The Texas-Mexico agreements ultimately put a positive spin on a chaotic move which featured numerous traffic snarls at the border, intense public backlash, and fears of economic stagnation.

The order’s rules previously required all commercial trucks from Mexico to undergo enhanced inspections, as a means of restricting the flow of migrants and drugs crossing the border.

Instead, the results created traffic jams that kept some drivers waiting for up to 30 hours in one sitting. There were also non-drivers, or protesters, clogging up the bridge connecting Del Rio in Texas to Mexico’s Ciudad Acuña.

Abbott lifted the inspections order after securing agreements with the four neighboring Mexican states: Nuevo León, Tamaulipas, Coahuila, and Chihuahua.

According to Abbott’s office, the first domino in this process fell on Thursday, when Mexican Gov.

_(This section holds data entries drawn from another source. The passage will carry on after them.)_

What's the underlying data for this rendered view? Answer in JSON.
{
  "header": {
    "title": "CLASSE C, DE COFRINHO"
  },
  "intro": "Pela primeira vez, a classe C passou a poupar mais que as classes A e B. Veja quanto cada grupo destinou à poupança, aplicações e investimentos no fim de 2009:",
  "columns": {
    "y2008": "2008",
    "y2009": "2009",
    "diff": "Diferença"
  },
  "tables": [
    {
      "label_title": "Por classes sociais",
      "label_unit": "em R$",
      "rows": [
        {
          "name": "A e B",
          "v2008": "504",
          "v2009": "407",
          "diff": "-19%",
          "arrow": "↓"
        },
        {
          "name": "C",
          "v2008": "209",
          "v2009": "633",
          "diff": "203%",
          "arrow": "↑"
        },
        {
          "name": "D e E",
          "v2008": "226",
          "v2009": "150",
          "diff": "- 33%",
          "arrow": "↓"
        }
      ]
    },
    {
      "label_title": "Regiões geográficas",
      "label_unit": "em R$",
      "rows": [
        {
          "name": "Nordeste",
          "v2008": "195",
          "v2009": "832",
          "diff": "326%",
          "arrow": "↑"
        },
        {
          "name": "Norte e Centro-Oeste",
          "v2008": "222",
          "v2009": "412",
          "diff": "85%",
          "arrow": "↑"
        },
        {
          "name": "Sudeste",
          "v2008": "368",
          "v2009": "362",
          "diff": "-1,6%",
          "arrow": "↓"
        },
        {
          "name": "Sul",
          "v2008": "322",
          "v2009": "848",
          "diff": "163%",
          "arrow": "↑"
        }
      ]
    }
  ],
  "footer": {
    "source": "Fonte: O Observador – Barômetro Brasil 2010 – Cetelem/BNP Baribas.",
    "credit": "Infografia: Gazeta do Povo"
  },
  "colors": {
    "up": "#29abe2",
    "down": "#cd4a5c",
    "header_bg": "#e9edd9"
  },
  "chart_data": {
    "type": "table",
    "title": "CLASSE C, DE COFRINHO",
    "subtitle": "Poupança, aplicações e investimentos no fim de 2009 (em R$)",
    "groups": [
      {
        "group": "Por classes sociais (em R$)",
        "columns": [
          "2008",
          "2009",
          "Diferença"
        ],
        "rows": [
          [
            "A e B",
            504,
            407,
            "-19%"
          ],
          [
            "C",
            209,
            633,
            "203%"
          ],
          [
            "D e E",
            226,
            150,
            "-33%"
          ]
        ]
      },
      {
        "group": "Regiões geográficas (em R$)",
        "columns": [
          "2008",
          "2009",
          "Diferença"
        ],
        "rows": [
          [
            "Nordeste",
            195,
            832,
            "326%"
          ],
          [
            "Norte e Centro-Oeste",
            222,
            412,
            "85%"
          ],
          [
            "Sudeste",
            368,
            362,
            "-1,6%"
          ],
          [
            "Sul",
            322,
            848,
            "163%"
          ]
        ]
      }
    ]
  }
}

Samuel García signed a memorandum of understanding between the State of Texas and the Free and Sovereign State of Nuevo León to enhance border security measures to prevent illegal immigration.

Upon announcing the first agreement, Abbott blasted President Joe Biden for rescinding effective border security measures, such as Title 42.

“Texans demand and deserve an aggressive, comprehensive border security strategy that will protect our communities from the dangerous consequences related to illegal immigration,” Abbott said of the first agreement.

“Until President Biden enforces the immigration laws passed by Congress, Texas will step up and use its own strategies to secure the border and negotiate with Mexico to seek solutions that will keep Texans safe.

“This historic memorandum of understanding between Texas and Nuevo León is a major step in the Lone Star State’s efforts to secure the border in the federal government’s absence,” Abbott added.

The Tamaulipas governor was the last to reach an understanding with the state of Texas, allowing Gov. Abbott to officially scale back the order.

When Abbott began enforcing the order, there was no public mention of it being contingent on separate deals with Mexican territories. 

A few days ago, the American Trucking Association called the inspections “wholly flawed, redundant and adding considerable weight on an already strained supply chain.”

And one customs agents in Mexico reportedly estimated the losses at millions of dollars a day, which didn’t even cover the logistical problems from all the traffic delays.

Texas oversees the vast majority of the U.S.-Mexico border (approximately 1,200 miles of land), which also touches parts of New Mexico, Arizona, and California.

According to the AP, the U.S. imported $390.7 billion worth of goods from Mexico last year — running second only to China.

Earlier this week, Sen. Kyrsten Sinema, D-Ariz., sent a letter to the Biden administration, imploring it to suspend the repeal of Title 42 — at least until an alternative program or comprehensive response could be put in place.

And before that, Sinema, Sen. James Lankford, R-Okla., and a bipartisan group of senators introduced legislation that would ensure “the Administration coordinates and communicates with border communities and puts a comprehensive, workable plan in place before lifting Title 42.”

In essence, the bill would have placed a 60-day emergency hold on the repeal of Title 42. At the end of that period, according to Sinema’s website, Homeland Security would have “30 days to submit to Congress a plan to address the impacts of the post-Title 42 migrant influx.”

The Biden administration’s repeal of Title 42 isn’t just a partisan issue. The list of Democratic senators joining the bipartisan cause of Abbott, Sinema, and the GOP are: Sen. Mark Kelly, D-Ariz., Sen. Maggie Hassan, D-N.H., and Sen. Joe Manchin, D-W.Va.